Shotgun metagenome sequencing was performed using the Ion Proton platform26 using pooled DNA samples from replicates, representing four substrate blends from three time points 0, 1 and 4 (i.e. 12 samples) alongside four soil samples from the reference site. The metagenome sequences from the sixteen samples were uploaded to the Metagenome Rapid Annotation using subsystem Technology (MG-RAST; http://metagenomics.anl.gov) server and annotated using the SEED database for functional classification27, 28.

Statistical analysis

The effect of different substrate blends and time on BAC composition was visualised through principal coordinates analysis (PCO) using the Bray-Curtis measure of similarity and for environmental parameters using the principal component analysis (PCA).

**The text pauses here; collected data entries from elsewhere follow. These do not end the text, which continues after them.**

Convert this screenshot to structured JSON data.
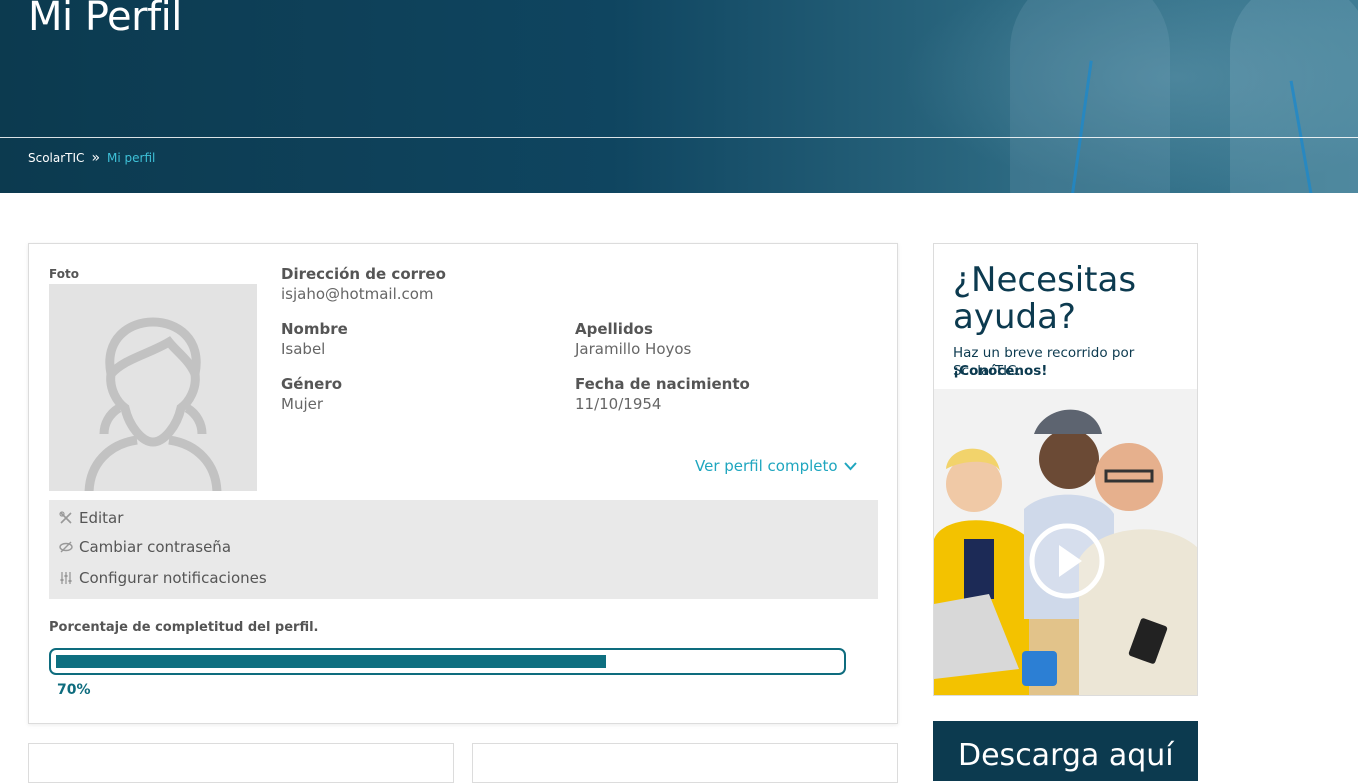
{
  "header": {
    "title": "Mi Perfil",
    "breadcrumb": {
      "home": "ScolarTIC",
      "separator": "»",
      "current": "Mi perfil"
    }
  },
  "profile": {
    "foto_label": "Foto",
    "email": {
      "label": "Dirección de correo",
      "value": "isjaho@hotmail.com"
    },
    "nombre": {
      "label": "Nombre",
      "value": "Isabel"
    },
    "apellidos": {
      "label": "Apellidos",
      "value": "Jaramillo Hoyos"
    },
    "genero": {
      "label": "Género",
      "value": "Mujer"
    },
    "fecha": {
      "label": "Fecha de nacimiento",
      "value": "11/10/1954"
    },
    "ver_perfil": "Ver perfil completo",
    "actions": {
      "editar": "Editar",
      "cambiar": "Cambiar contraseña",
      "configurar": "Configurar notificaciones"
    },
    "progress": {
      "label": "Porcentaje de completitud del perfil.",
      "value": 70,
      "text": "70%"
    }
  },
  "help": {
    "title": "¿Necesitas ayuda?",
    "text": "Haz un breve recorrido por ScolarTIC.",
    "link": "¡Conócenos!"
  },
  "download": {
    "title": "Descarga aquí"
  },
  "colors": {
    "banner": "#0f4560",
    "accent": "#1fa6bf",
    "progress": "#0e6f80",
    "dark_blue": "#0c3a4f"
  }
}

The PERMANOVA model (using default settings) used a two-way factorial design using factors “blend” and “time” and their interaction to test for significance. Similarity percentage (SIMPER) routine was used to identify taxa (at the level of Order) that explained significant differences in BAC composition between different substrate blends and reference site samples (Table S3). All tests were conducted at α = 0.05. Heat map plots of BAC composition (Fig. S2) were generated using the pheatmap package v1.0.8 in R (R Development Core Team, 2011). The OTU output table from QIIME was exported and filtered in R, according to the abundance of each taxon, i.e. where taxa with less than 25% of the whole matrix mean were rejected (<1.08% and <0.22% for Phylum and Order level, respectively; SF 2A and 2B). Multivariate statistical analyses were performed using Primer-E 7 software with PERMANOVA + packages29. Comparison of statistical differences between metabolic and taxonomic profiles from metagenome sequences was performed using STAMP – statistical analysis of metabolic profiles30 with profiles imported from MG-RAST (maximum e-value cutoff was 1e-5, minimum identity cutoff was 60% and minimum alignment length was 15; Subsystems database for metabolic profiles and RefSeq database for taxonomic profiles). Welch’s t-test was used to compare the proportions of metabolic genes between two groups using the method of Welch’s inverted with the correction of Benjamini-Hochberg for false discovery rate31, 32. The soil chemical data were subjected to one-way ANOVA using the Statistical Analysis System (SAS) version 9.2 (SAS Institute, Inc., Cary NC, USA) software package and means were separated using LSD at 5% significance level.